Joe Biden leva 47 anos de vida pública e isso poderá não jogar a seu favor, pois quem eventualmente estiver indeciso em quem votar poderá, tal como aconteceu em 2016, olhar para Biden como alguém do “sistema”, alguém que leva quase meio século de vida pública na qual poderia ter feito algumas das coisas que agora promete, essa experiência política poderá dar-lhe mais descrédito do que o seu contrário em boa parte dos eleitores, poderá colar-lhe a imagem de um político desfasado e distanciado da realidade do cidadão comum americano.

Por último, o historial político de Biden não joga a seu favor, tanto em política externa como interna. Goste-se ou deteste-se Trump e das suas políticas, este cumpriu quase todas as suas promessas eleitorais que lhe serviram de bandeira e a história recordá-lo-á como o Presidente menos intervencionista e belicista dos últimos 40 anos; A juntar a isto, Trump com a sua imprevisibilidade retórica e diplomática, não só conseguiu reduzir a escalada de tensões nucleares com a Coreia do Norte, como ainda conseguiu mediar acordos de paz entre Israel e o mundo árabe, de igual modo conseguiu formalizar a normalização de relações entre Sérvia e Kosovo , poucos meses antes das eleições.
 Biden tem no seu currículo mais recente, a vice presidência da administração Obama. Embora Obama tenha carisma, a credibilidade da personalidade política e a boa imagem propagada pelos media, que pode ser favorável a Biden, a nível de política externa tem um péssimo registo, registo este que ocorreu enquanto Biden era vice presidente. Joe Biden que nas primárias democratas foi acusado, por aquela que é agora a sua Vice, de histórico de assédio e de ter colaborado com segregacionistas em políticas que desfavoreceram minorias negras, mais especificamente contra o “busing” escolar, políticas estas que desfavoreceram aqueles que Biden diz agora representar.
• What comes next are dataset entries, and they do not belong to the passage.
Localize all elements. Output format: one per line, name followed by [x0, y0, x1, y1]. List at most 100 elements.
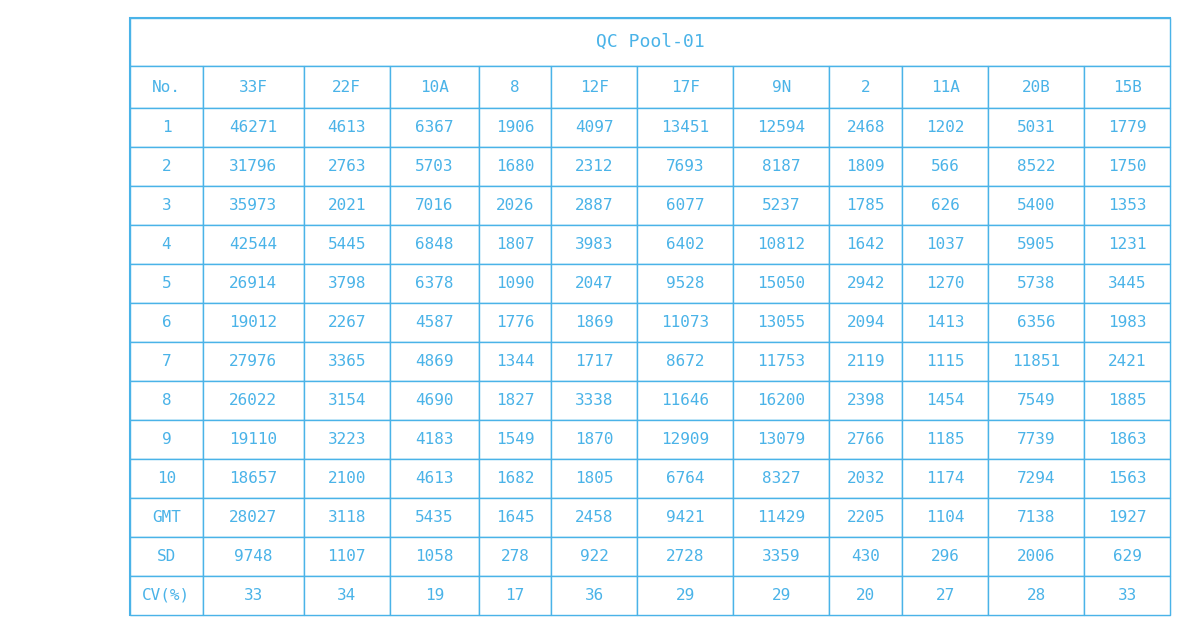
Bar [304, 576, 389, 615]
Bar [202, 537, 304, 576]
Text: 1: 1 [162, 120, 171, 135]
Text: 2728: 2728 [666, 549, 704, 564]
Text: 2942: 2942 [847, 276, 885, 291]
Bar [551, 303, 637, 342]
Text: 1185: 1185 [926, 432, 964, 447]
Bar [637, 186, 733, 225]
Text: 3154: 3154 [327, 393, 367, 408]
Bar [131, 66, 202, 108]
Bar [389, 186, 479, 225]
Bar [902, 66, 988, 108]
Bar [479, 576, 551, 615]
Bar [733, 225, 829, 264]
Text: 34: 34 [337, 588, 357, 603]
Bar [551, 576, 637, 615]
Text: 5738: 5738 [1017, 276, 1055, 291]
Bar [733, 66, 829, 108]
Text: 3798: 3798 [327, 276, 367, 291]
Bar [902, 225, 988, 264]
Text: 19: 19 [424, 588, 443, 603]
Text: 5: 5 [162, 276, 171, 291]
Bar [131, 576, 202, 615]
Text: 17F: 17F [671, 80, 700, 94]
Bar [988, 498, 1084, 537]
Bar [1084, 303, 1170, 342]
Text: 1869: 1869 [575, 315, 613, 330]
Text: 1344: 1344 [496, 354, 534, 369]
Text: 1642: 1642 [847, 237, 885, 252]
Bar [389, 303, 479, 342]
Bar [829, 576, 902, 615]
Bar [733, 303, 829, 342]
Text: 2267: 2267 [327, 315, 367, 330]
Bar [479, 225, 551, 264]
Text: 31796: 31796 [229, 159, 278, 174]
Bar [479, 459, 551, 498]
Text: 6077: 6077 [666, 198, 704, 213]
Text: 5031: 5031 [1017, 120, 1055, 135]
Bar [389, 537, 479, 576]
Bar [988, 459, 1084, 498]
Bar [202, 303, 304, 342]
Text: 4183: 4183 [415, 432, 454, 447]
Text: 2094: 2094 [847, 315, 885, 330]
Text: 3: 3 [162, 198, 171, 213]
Bar [733, 186, 829, 225]
Text: 11073: 11073 [661, 315, 709, 330]
Bar [202, 186, 304, 225]
Bar [479, 264, 551, 303]
Bar [479, 342, 551, 381]
Text: 1104: 1104 [926, 510, 964, 525]
Bar [1084, 264, 1170, 303]
Text: 296: 296 [931, 549, 960, 564]
Text: 2458: 2458 [575, 510, 613, 525]
Bar [131, 225, 202, 264]
Text: 12909: 12909 [661, 432, 709, 447]
Text: 1090: 1090 [496, 276, 534, 291]
Bar [131, 18, 1170, 66]
Text: QC Pool-01: QC Pool-01 [595, 33, 704, 51]
Text: 1682: 1682 [496, 471, 534, 486]
Bar [902, 108, 988, 147]
Text: 2: 2 [861, 80, 871, 94]
Text: 8327: 8327 [762, 471, 800, 486]
Bar [829, 342, 902, 381]
Bar [988, 186, 1084, 225]
Text: 3118: 3118 [327, 510, 367, 525]
Text: 16200: 16200 [757, 393, 805, 408]
Bar [988, 264, 1084, 303]
Bar [988, 537, 1084, 576]
Bar [202, 459, 304, 498]
Bar [1084, 498, 1170, 537]
Text: 2100: 2100 [327, 471, 367, 486]
Bar [131, 147, 202, 186]
Text: 1058: 1058 [415, 549, 454, 564]
Text: 2887: 2887 [575, 198, 613, 213]
Text: 18657: 18657 [229, 471, 278, 486]
Bar [902, 381, 988, 420]
Bar [389, 498, 479, 537]
Bar [131, 498, 202, 537]
Bar [551, 342, 637, 381]
Bar [637, 381, 733, 420]
Bar [202, 66, 304, 108]
Bar [202, 342, 304, 381]
Bar [551, 225, 637, 264]
Text: 29: 29 [676, 588, 695, 603]
Text: 1202: 1202 [926, 120, 964, 135]
Text: 4: 4 [162, 237, 171, 252]
Bar [1084, 147, 1170, 186]
Bar [202, 147, 304, 186]
Bar [988, 576, 1084, 615]
Text: 7016: 7016 [415, 198, 454, 213]
Text: 566: 566 [931, 159, 960, 174]
Bar [131, 303, 202, 342]
Bar [637, 303, 733, 342]
Text: 26914: 26914 [229, 276, 278, 291]
Text: 3223: 3223 [327, 432, 367, 447]
Text: 3338: 3338 [575, 393, 613, 408]
Text: 8187: 8187 [762, 159, 800, 174]
Text: 6: 6 [162, 315, 171, 330]
Text: 6367: 6367 [415, 120, 454, 135]
Text: 5703: 5703 [415, 159, 454, 174]
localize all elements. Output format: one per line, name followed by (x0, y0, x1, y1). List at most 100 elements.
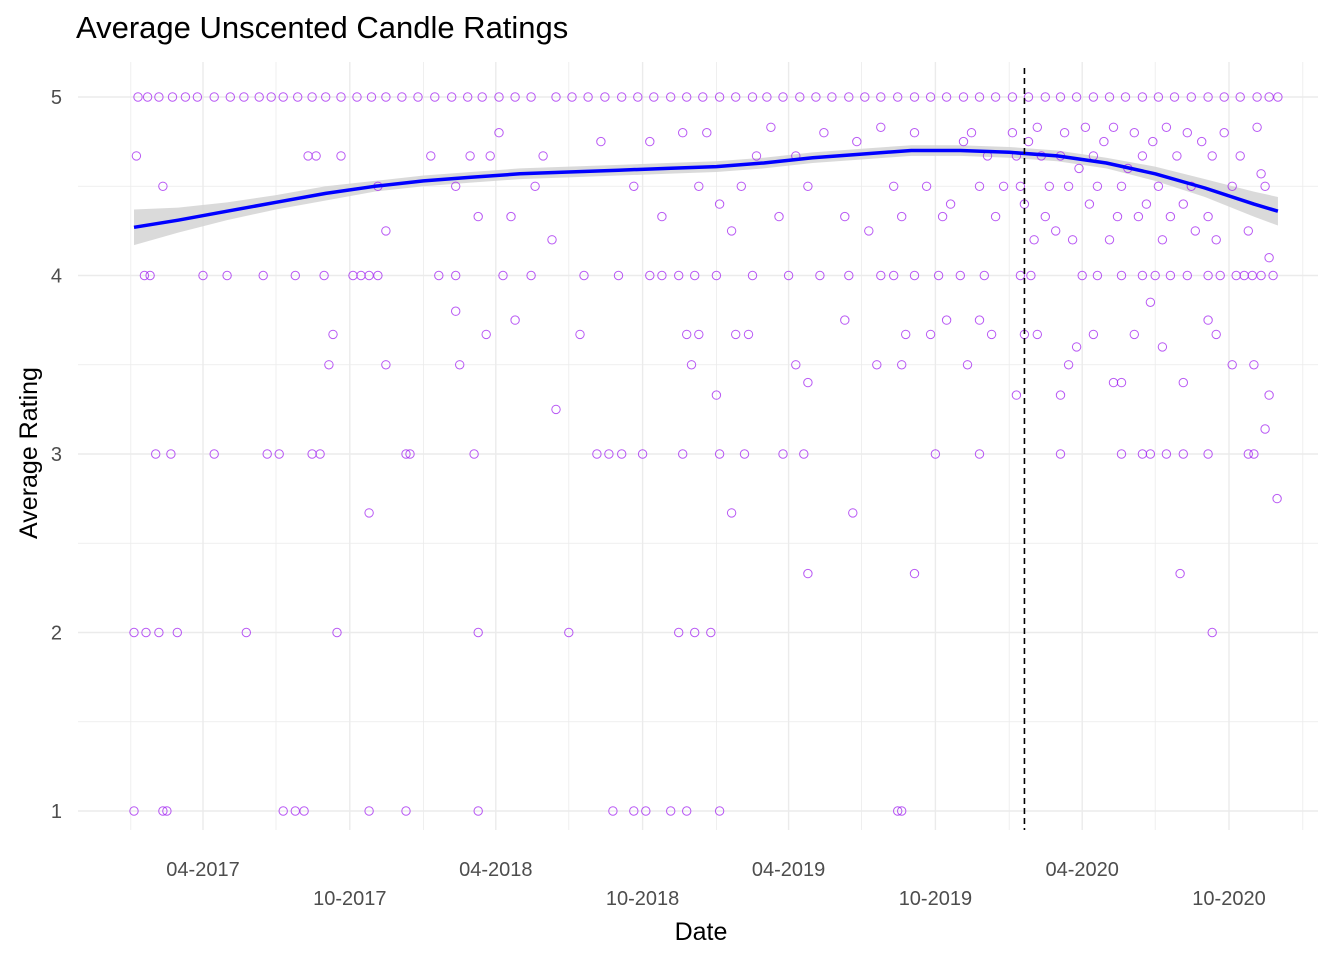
data-point (430, 92, 440, 102)
data-point (239, 92, 249, 102)
data-point (1197, 136, 1207, 147)
x-tick-label: 04-2017 (166, 859, 239, 881)
data-point (1032, 122, 1043, 133)
data-point (815, 270, 825, 281)
data-point (876, 122, 886, 133)
data-point (974, 449, 985, 459)
data-point (739, 449, 750, 459)
data-point (1133, 211, 1144, 222)
data-point (990, 92, 1001, 102)
data-point (860, 92, 870, 102)
data-point (649, 92, 659, 102)
data-point (1157, 235, 1168, 245)
data-point (1074, 163, 1084, 174)
data-point (633, 92, 643, 102)
data-point (714, 199, 725, 209)
data-point (690, 270, 700, 281)
data-point (1207, 627, 1217, 638)
data-point (1203, 315, 1213, 325)
data-point (254, 92, 264, 102)
data-point (131, 151, 142, 161)
data-point (925, 92, 936, 102)
data-point (1178, 377, 1189, 388)
data-point (477, 92, 487, 102)
data-point (803, 377, 813, 388)
data-point (469, 449, 479, 459)
data-point (844, 92, 854, 102)
data-point (1129, 329, 1140, 340)
data-point (726, 226, 737, 236)
data-point (876, 270, 886, 281)
data-point (974, 92, 985, 102)
data-point (530, 181, 540, 192)
data-point (1219, 128, 1229, 138)
data-point (762, 92, 772, 102)
data-point (451, 270, 461, 281)
data-point (299, 806, 309, 816)
data-point (413, 92, 423, 102)
data-point (583, 92, 593, 102)
data-point (133, 92, 143, 102)
data-point (381, 226, 391, 236)
data-point (736, 181, 746, 192)
data-point (426, 151, 436, 161)
data-point (1108, 377, 1119, 388)
data-point (1092, 181, 1103, 192)
data-point (364, 508, 374, 518)
data-point (637, 449, 648, 459)
data-point (451, 306, 461, 316)
data-point (274, 449, 284, 459)
data-point (1252, 92, 1262, 102)
data-point (311, 151, 321, 161)
data-point (702, 128, 712, 138)
data-point (278, 806, 288, 816)
data-point (307, 92, 317, 102)
data-point (1243, 449, 1254, 459)
data-point (1172, 151, 1182, 161)
data-point (129, 806, 139, 816)
data-point (366, 92, 377, 102)
data-point (1186, 92, 1197, 102)
data-point (1165, 211, 1176, 222)
data-point (840, 315, 850, 325)
y-tick-label: 1 (51, 801, 62, 823)
data-point (336, 92, 346, 102)
data-point (141, 627, 151, 638)
data-point (1141, 199, 1152, 209)
data-point (747, 270, 758, 281)
data-point (714, 449, 725, 459)
data-point (694, 329, 704, 340)
data-point (1211, 235, 1221, 245)
x-tick-label: 04-2020 (1045, 859, 1118, 881)
data-point (990, 211, 1001, 222)
chart-title: Average Unscented Candle Ratings (76, 10, 569, 45)
data-point (666, 92, 676, 102)
data-point (751, 151, 762, 161)
data-point (799, 449, 809, 459)
data-point (617, 449, 627, 459)
data-point (889, 270, 899, 281)
data-point (1235, 151, 1245, 161)
data-point (674, 627, 684, 638)
data-point (1104, 92, 1115, 102)
data-point (405, 449, 415, 459)
data-point (473, 627, 483, 638)
data-point (1190, 226, 1201, 236)
data-point (1116, 449, 1127, 459)
data-point (1092, 270, 1103, 281)
data-point (1015, 181, 1026, 192)
data-point (1227, 360, 1237, 370)
data-point (575, 329, 585, 340)
data-point (336, 151, 346, 161)
data-point (1165, 270, 1176, 281)
data-point (1148, 136, 1158, 147)
data-point (1137, 151, 1148, 161)
data-point (778, 449, 788, 459)
data-point (1088, 329, 1099, 340)
data-point (629, 181, 639, 192)
data-point (154, 627, 164, 638)
data-point (844, 270, 854, 281)
data-point (1129, 128, 1140, 138)
x-tick-labels: 04-2017 10-2017 04-2018 10-2018 04-2019 10-20… (166, 859, 1265, 910)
Juntando a tudo isto, apesar da tentativa dos gigantes tecnológicos de abafar a investigação do New York Post acerca do alegado tráfico de influências e corrupção da família Biden , esta matéria foi muito explorada por Trump no último debate e pelo partido republicano, o que poderá levar os indecisos a não votar em Biden, tal como aconteceu com Hillary em 2016 aquando das revelações da Wikileaks acerca das actividades obscuras da fundação Clinton. 
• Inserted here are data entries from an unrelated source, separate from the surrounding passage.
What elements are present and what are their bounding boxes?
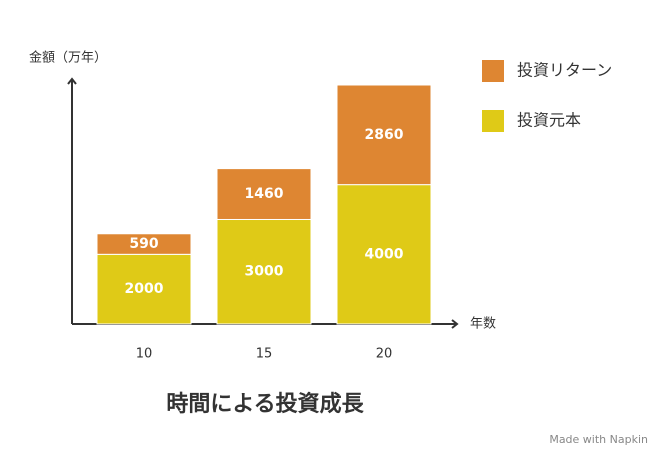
- value-label: 590: [129, 236, 158, 252]
- bar-segment: [336, 84, 432, 186]
- value-label: 4000: [365, 246, 404, 262]
- x-tick-label: 20: [376, 347, 393, 362]
- y-axis-label: 金額（万年）: [29, 50, 107, 66]
- bar-segment: [96, 253, 192, 325]
- value-label: 3000: [245, 264, 284, 280]
- legend-swatch: [482, 60, 504, 82]
- bar-segment: [216, 168, 312, 220]
- legend-label: 投資元本: [517, 111, 581, 130]
- x-axis-label: 年数: [470, 317, 496, 332]
- x-tick-label: 15: [256, 347, 273, 362]
- value-label: 1460: [245, 186, 284, 202]
- legend-label: 投資リターン: [517, 61, 612, 80]
- legend-swatch: [482, 110, 504, 132]
- value-label: 2860: [365, 127, 404, 143]
- bar-segment: [216, 218, 312, 325]
- bar-segment: [96, 233, 192, 255]
- chart-title: 時間による投資成長: [166, 391, 364, 417]
- footer: Made with Napkin: [549, 433, 648, 446]
- x-tick-label: 10: [136, 347, 153, 362]
- value-label: 2000: [125, 281, 164, 297]
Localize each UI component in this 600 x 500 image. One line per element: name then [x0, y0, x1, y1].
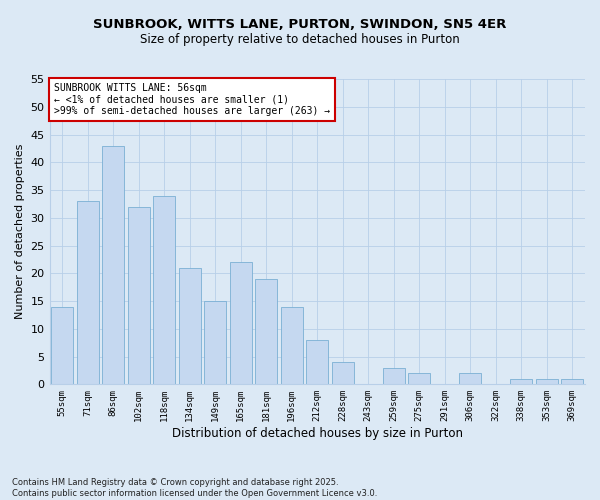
Bar — [383, 368, 404, 384]
Bar — [307, 340, 328, 384]
Bar — [230, 262, 251, 384]
Bar — [154, 196, 175, 384]
X-axis label: Distribution of detached houses by size in Purton: Distribution of detached houses by size … — [172, 427, 463, 440]
Text: Size of property relative to detached houses in Purton: Size of property relative to detached ho… — [140, 32, 460, 46]
Text: SUNBROOK WITTS LANE: 56sqm
← <1% of detached houses are smaller (1)
>99% of semi: SUNBROOK WITTS LANE: 56sqm ← <1% of deta… — [54, 83, 330, 116]
Bar — [77, 201, 98, 384]
Bar — [460, 373, 481, 384]
Bar — [256, 279, 277, 384]
Bar — [332, 362, 353, 384]
Bar — [562, 379, 583, 384]
Bar — [205, 301, 226, 384]
Bar — [52, 306, 73, 384]
Bar — [103, 146, 124, 384]
Bar — [179, 268, 200, 384]
Bar — [511, 379, 532, 384]
Bar — [128, 206, 149, 384]
Bar — [281, 306, 302, 384]
Text: SUNBROOK, WITTS LANE, PURTON, SWINDON, SN5 4ER: SUNBROOK, WITTS LANE, PURTON, SWINDON, S… — [94, 18, 506, 30]
Y-axis label: Number of detached properties: Number of detached properties — [15, 144, 25, 320]
Bar — [409, 373, 430, 384]
Bar — [536, 379, 557, 384]
Text: Contains HM Land Registry data © Crown copyright and database right 2025.
Contai: Contains HM Land Registry data © Crown c… — [12, 478, 377, 498]
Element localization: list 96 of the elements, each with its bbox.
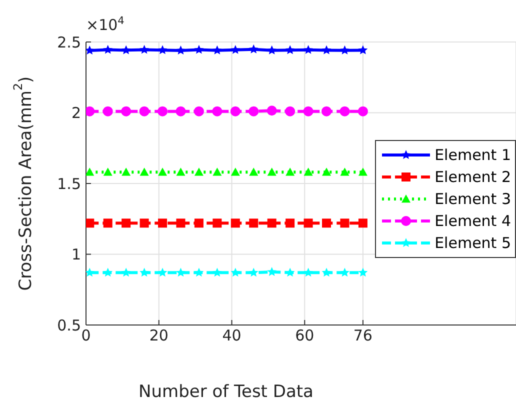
point — [176, 46, 186, 54]
legend-label: Element 2 — [434, 168, 511, 186]
point — [122, 168, 131, 176]
point — [267, 266, 277, 276]
point — [286, 218, 295, 228]
point — [322, 106, 332, 116]
x-axis-title: Number of Test Data — [138, 382, 314, 402]
point — [103, 218, 112, 228]
point — [194, 168, 204, 176]
point — [248, 44, 258, 54]
x-tick-label: 40 — [222, 326, 242, 345]
point — [322, 45, 332, 54]
point — [212, 268, 222, 277]
point — [304, 268, 313, 277]
point — [176, 268, 186, 277]
y-tick-label: 2.5 — [57, 33, 81, 52]
point — [322, 218, 332, 228]
x-tick-label: 60 — [295, 326, 314, 345]
point — [103, 268, 113, 277]
point — [248, 106, 259, 116]
point — [140, 44, 150, 54]
point — [340, 168, 350, 176]
point — [304, 44, 313, 54]
point — [86, 106, 95, 116]
point — [121, 268, 131, 277]
text: ×10$^{4}$ — [86, 15, 125, 34]
point — [86, 268, 94, 277]
point — [158, 168, 168, 176]
point — [322, 268, 332, 277]
point — [358, 45, 368, 54]
point — [121, 45, 131, 54]
point — [140, 168, 149, 176]
point — [230, 44, 240, 54]
point — [176, 106, 186, 116]
point — [249, 218, 258, 228]
y-tick-label: 1.5 — [57, 174, 81, 193]
y-tick-label: 2 — [71, 104, 81, 122]
point — [267, 168, 276, 176]
point — [249, 168, 258, 176]
point — [230, 106, 240, 116]
point — [358, 106, 368, 116]
point — [267, 218, 276, 228]
legend-label: Element 4 — [434, 212, 511, 230]
point — [230, 218, 240, 228]
legend-label: Element 5 — [434, 234, 511, 252]
point — [194, 268, 204, 277]
point — [212, 218, 222, 228]
point — [158, 106, 168, 116]
point — [358, 218, 368, 228]
legend-label: Element 1 — [434, 146, 511, 164]
point — [286, 168, 295, 176]
point — [212, 45, 222, 54]
point — [340, 106, 350, 116]
point — [230, 268, 240, 277]
legend-label: Element 3 — [434, 190, 511, 208]
point — [194, 44, 204, 54]
point — [358, 268, 368, 277]
point — [122, 218, 131, 228]
point — [194, 106, 204, 116]
point — [176, 218, 186, 228]
point — [140, 268, 150, 277]
point — [340, 45, 350, 54]
point — [304, 168, 313, 176]
x-tick-label: 76 — [353, 326, 372, 345]
point — [158, 268, 168, 277]
point — [176, 168, 186, 176]
point — [86, 168, 94, 176]
point — [212, 106, 222, 116]
x-tick-label: 20 — [149, 326, 168, 345]
point — [267, 45, 277, 54]
point — [158, 218, 168, 228]
x-tick-label: 0 — [81, 326, 91, 345]
point — [230, 168, 240, 176]
point — [86, 218, 94, 228]
point — [248, 268, 258, 277]
point — [102, 106, 113, 116]
y-tick-label: 0.5 — [57, 316, 81, 334]
point — [86, 46, 94, 54]
point — [340, 218, 350, 228]
point — [212, 168, 222, 176]
point — [103, 168, 112, 176]
point — [266, 106, 277, 116]
point — [304, 218, 313, 228]
point — [140, 218, 149, 228]
point — [340, 268, 350, 277]
point — [285, 45, 295, 54]
point — [103, 44, 113, 54]
point — [158, 45, 168, 54]
point — [121, 106, 132, 116]
point — [303, 106, 314, 116]
point — [285, 106, 296, 116]
point — [139, 106, 150, 116]
y-tick-label: 1 — [71, 246, 81, 264]
point — [358, 168, 368, 176]
point — [322, 168, 332, 176]
point — [194, 218, 204, 228]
Por outro lado, se Trump parece ser um “grumpy old man” desbocado e grosseiro, que tira credibilidade à imagem típica da personalidade política americana, Biden faz-se apresentar como o homem moderado da sala, politicamente experiente, que vai tomar as rédeas dos democratas e controlar a ala radical do partido, que vai tomar o controlo da pandemia deixada por Trump e unificar um país que está politicamente polarizado. E se Trump é muita coisa, é de facto uma figura polarizadora, para alguns o homem “errado” na altura certa, para outros um incontinente verbal que descredibiliza a política americana no panorama da cooperação e das relações internacionais, mas se Biden conseguiu de facto transparecer para os eleitores americanos a ideia de união do país, do centrista moderado, da figura conciliadora que constrói pontes e não muros, então poderá ser eleito o 46º presidente da república dos EUA.
Se tudo isto, corresponde ao que foi percecionado pela maioria do colégio eleitoral? Se existe outra vez uma maioria silenciosa ? Ninguém sabe, mas o que se sabe, é que na política, tal como na vida, independentemente dos especialistas, analistas ou sondagens em questão, as previsões não valem mais do que aquilo que são.